PESERTA PENDIDIKAN PENGAWASAS PARTISIPATIF (P2P) KABUPATEN MELAWI ANTUSIAS MELAKSANAKAN PEMBELAJARAN SECARA DARING
|
Melawi, Selasa, 28 Oktober 2025 — Dalam upaya memperkuat partisipasi masyarakat dalam mengawal proses demokrasi melalui pengawasan disetiap tahapan pelaksanaan Pemilu dan Pemilihan Kepala Daerah, Badan Pengawas Pemilihan Umum (Bawaslu) Republik Indonesia melaksanakan Program Pendidikan Pengawas Partisipatif (P2P) bagi seluruh warga negara yang memiliki semangat pengabdian bagi bangsa.
Program yang telah resmi kick off pada Kamis, 23 Oktober 2025 ini menjadi wadah pembelajaran yang tepat bagi masyarakat untuk memahami pentingnya keterlibatan aktif warga negara dalam pengawasan partisipatif, guna mencegah dan menekan potensi pelanggaran Pemilu maupun Pemilihan sejak dini.
“Program ini menjadi sarana bagi masyarakat untuk belajar, memahami, dan memiliki keselarasan pandangan tentang pentingnya pengawasan partisipatif.

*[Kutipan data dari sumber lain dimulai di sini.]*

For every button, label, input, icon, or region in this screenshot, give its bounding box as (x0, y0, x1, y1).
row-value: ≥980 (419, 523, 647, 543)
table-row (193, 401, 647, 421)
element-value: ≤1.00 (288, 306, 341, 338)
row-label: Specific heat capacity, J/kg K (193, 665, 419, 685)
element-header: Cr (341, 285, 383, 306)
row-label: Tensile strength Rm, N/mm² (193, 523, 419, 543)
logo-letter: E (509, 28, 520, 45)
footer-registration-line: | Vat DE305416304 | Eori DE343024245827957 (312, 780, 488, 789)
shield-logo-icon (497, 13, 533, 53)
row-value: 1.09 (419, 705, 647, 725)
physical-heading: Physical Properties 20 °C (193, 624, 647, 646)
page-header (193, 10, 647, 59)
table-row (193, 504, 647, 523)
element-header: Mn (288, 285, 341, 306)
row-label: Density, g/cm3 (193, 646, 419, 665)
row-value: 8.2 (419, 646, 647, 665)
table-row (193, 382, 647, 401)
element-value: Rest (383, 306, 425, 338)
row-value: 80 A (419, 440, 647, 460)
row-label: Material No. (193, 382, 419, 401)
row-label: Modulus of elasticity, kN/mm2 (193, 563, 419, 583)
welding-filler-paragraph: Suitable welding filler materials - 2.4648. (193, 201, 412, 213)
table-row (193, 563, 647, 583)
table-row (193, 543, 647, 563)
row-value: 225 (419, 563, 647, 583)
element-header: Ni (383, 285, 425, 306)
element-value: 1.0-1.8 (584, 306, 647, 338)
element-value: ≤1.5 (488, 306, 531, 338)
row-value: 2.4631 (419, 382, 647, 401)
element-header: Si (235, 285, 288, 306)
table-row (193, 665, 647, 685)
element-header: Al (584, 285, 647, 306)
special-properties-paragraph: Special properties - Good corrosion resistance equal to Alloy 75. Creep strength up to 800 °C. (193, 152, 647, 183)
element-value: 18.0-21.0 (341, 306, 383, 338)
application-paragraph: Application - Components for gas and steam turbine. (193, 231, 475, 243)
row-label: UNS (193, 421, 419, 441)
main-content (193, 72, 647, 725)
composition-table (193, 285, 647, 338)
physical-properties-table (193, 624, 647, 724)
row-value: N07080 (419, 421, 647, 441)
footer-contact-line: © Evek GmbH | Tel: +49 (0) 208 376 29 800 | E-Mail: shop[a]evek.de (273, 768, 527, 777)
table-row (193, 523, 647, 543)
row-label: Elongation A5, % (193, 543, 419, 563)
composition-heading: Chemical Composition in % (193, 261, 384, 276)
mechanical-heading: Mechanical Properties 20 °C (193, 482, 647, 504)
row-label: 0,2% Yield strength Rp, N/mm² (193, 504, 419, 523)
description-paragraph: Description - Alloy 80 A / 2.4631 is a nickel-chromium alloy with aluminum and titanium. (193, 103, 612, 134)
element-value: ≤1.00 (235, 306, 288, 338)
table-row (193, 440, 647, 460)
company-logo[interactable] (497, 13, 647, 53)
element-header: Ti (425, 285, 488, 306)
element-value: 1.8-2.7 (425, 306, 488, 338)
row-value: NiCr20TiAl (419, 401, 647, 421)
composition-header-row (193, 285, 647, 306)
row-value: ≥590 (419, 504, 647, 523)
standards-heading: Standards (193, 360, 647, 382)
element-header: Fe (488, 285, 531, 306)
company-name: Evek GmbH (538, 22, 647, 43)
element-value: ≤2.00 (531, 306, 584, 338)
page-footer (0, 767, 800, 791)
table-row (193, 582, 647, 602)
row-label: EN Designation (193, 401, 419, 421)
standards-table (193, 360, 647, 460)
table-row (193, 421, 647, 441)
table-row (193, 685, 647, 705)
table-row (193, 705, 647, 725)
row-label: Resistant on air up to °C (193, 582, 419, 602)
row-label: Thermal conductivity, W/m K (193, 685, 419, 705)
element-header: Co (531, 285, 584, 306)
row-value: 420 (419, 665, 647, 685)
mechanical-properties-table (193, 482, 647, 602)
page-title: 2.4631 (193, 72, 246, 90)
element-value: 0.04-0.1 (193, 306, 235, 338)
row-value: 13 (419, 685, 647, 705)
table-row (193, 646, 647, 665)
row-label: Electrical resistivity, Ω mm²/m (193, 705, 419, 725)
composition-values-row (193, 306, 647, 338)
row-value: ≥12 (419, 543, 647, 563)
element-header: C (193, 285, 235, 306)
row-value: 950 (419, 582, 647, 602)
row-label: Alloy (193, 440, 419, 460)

Melalui pendidikan ini, kita berharap kesadaran masyarakat semakin tumbuh untuk turut menjaga integritas Pemilu,” ujar Deri, staf Pencegahan dan Partisipasi Masyarakat Bawaslu Kabupaten Melawi.
Selanjutnya, Deri menjelaskan bahwa hari ini sudah berlangsung pembelajaran secara mandiri yang dilaksanakan melalui daring dan dimulai pada hari senin, 27-31 Oktober 2025 mendatang, para peserta terlihat antusias dalam mengikuti pembelajaran secara daring ini, terlihat pada form isian yang sudah mereka sampaikan.
Kemudian, dalam pembelajaran peserta disajikan 1 modul dan 6 Materi, yang setiap harinya peserta diberikan 1 link audio visual dan 1 link catatan khusus.
“Pendidikan ini dirancang untuk mengugah kesadaran warga negara. Dengan pengetahuan dan tanggung jawabnya, diharapkan masyarakat dapat berperan aktif dalam mengawasi setiap tahapan Pemilu maupun di masa non-tahapan seperti saat ini,” jelasnya.
Lebih lanjut, Deri menegaskan bahwa dalam setiap proses dan hasil penyelenggaraan Pemilu maupun Pemilihan, peran masyarakat tidak hanya sebatas sebagai pemilih, tetapi juga sebagai pengawas aktif.
“Kami berharap para peserta didik Pengawas Partisipatif yang telah mengikuti pembelajaran mandiri ini dapat memahami materi dengan baik. Dengan begitu, mereka memiliki pengetahuan yang memadai tentang pengawasan dan mampu berkontribusi nyata dalam menjaga demokrasi,” tutupnya.